Computational repurposing of approved drugs targeting KRAS G12D and EGFR for colorectal cancer therapy.

[BACKGROUND/OBJECTIVES] Colorectal cancer is characterized by various oncogenic mutations, with the KRAS G12D mutation being the most prevalent. The development of MRTX1133 has revitalized the KRAS direct targeting. However, colorectal cancer demonstrated intrinsic resistance to MRTX1133, primarily due to the feedback activation of the EGFR pathway. Combining KRAS G12D and EGFR inhibition has demonstrated improved treatment efficacy, highlighting the potential of dual-targeting approaches in colorectal cancer therapy. This study employs CADD tools to identify approved drugs capable of dual targeting KRAS G12D and EGFR.

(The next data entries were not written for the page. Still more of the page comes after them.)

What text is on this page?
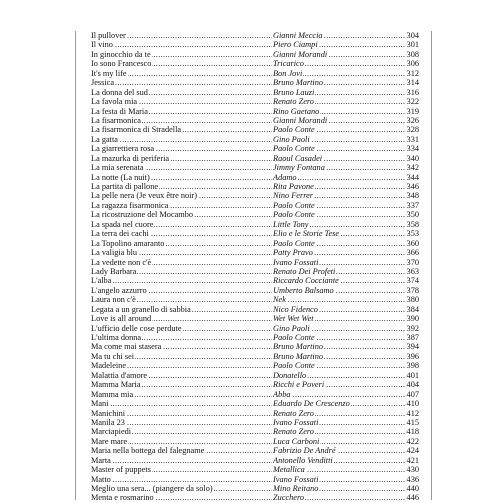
.....
Il pullover	Gianni Meccia	304
.....
Il vino	Piero Ciampi	301
.....
In ginocchio da te	Gianni Morandi	308
.....
Io sono Francesco	Tricarico	306
.....
It's my life	Bon Jovi	312
.....
Jessica	Bruno Martino	314
.....
La donna del sud	Bruno Lauzi	316
.....
La favola mia	Renato Zero	322
.....
La festa di Maria	Rino Gaetano	319
.....
La fisarmonica	Gianni Morandi	326
.....
La fisarmonica di Stradella	Paolo Conte	328
.....
La gatta	Gino Paoli	331
.....
La giarrettiera rosa	Paolo Conte	334
.....
La mazurka di periferia	Raoul Casadei	340
.....
La mia serenata	Jimmy Fontana	342
.....
La notte (La nuit)	Adamo	344
.....
La partita di pallone	Rita Pavone	346
.....
La pelle nera (Je veux être noir)	Nino Ferrer	348
.....
La ragazza fisarmonica	Paolo Conte	337
.....
La ricostruzione del Mocambo	Paolo Conte	350
.....
La spada nel cuore	Little Tony	358
.....
La terra dei cachi	Elio e le Storie Tese	353
.....
La Topolino amaranto	Paolo Conte	360
.....
La valigia blu	Patty Pravo	366
.....
La vedette non c'è	Ivano Fossati	370
.....
Lady Barbara	Renato Dei Profeti	363
.....
L'alba	Riccardo Cocciante	374
.....
L'angelo azzurro	Umberto Balsamo	378
.....
Laura non c'è	Nek	380
.....
Legata a un granello di sabbia	Nico Fidenco	384
.....
Love is all around	Wet Wet Wet	390
.....
L'ufficio delle cose perdute	Gino Paoli	392
.....
L'ultima donna	Paolo Conte	387
.....
Ma come mai stasera	Bruno Martino	394
.....
Ma tu chi sei	Bruno Martino	396
.....
Madeleine	Paolo Conte	398
.....
Malattia d'amore	Donatello	401
.....
Mamma Maria	Ricchi e Poveri	404
.....
Mamma mia	Abba	407
.....
Mani	Eduardo De Crescenzo	410
.....
Manichini	Renato Zero	412
.....
Manila 23	Ivano Fossati	415
.....
Marciapiedi	Renato Zero	418
.....
Mare mare	Luca Carboni	422
.....
Maria nella bottega del falegname	Fabrizio De André	424
.....
Marta	Antonello Venditti	421
.....
Master of puppets	Metallica	430
.....
Matto	Ivano Fossati	436
.....
Meglio una sera... (piangere da solo)	Mino Reitano	440
.....
Menta e rosmarino	Zucchero	446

[METHODS] A library of 3,591 approved drugs was screened against KRAS G12D using high-throughput virtual screening (HTVs), standard precision (SP) and extra precision (XP) Glide docking modules. The top-ranking compounds were then docked into the EGFR binding pocket using XP mode, and docking scores were calculated. Further refinement of binding affinities was performed using Molecular Mechanics with Generalized Born and Surface Area Solvation (MM-GBSA) and Molecular Dynamics (MD) simulations.

[RESULTS] A total of 25 drugs showed better affinity to KRAS G12D than MRTX1133 (-9.18 kcal/mol). Among them, six drugs: Reproterol, Macimorelin, Nebivolol, Nadolol, Antrafenine, and Carteolol, displayed docking scores between -7.186 and -8.864 kcal/mol against EGFR, compared to the reference ligand Erlotinib (-9.669 kcal/mol). Subsequent MM-GBSA and MD identified Carteolol, an FDA-approved beta blocker, as the most promising candidate, showing stable and reliable binding with KRAS G12D and relatively stable interactions with EGFR.

[CONCLUSIONS] This in silico study predicts Carteolol as a potential dual-targeting therapeutic agent, requiring biochemical and cellular validation before clinical relevance can be established.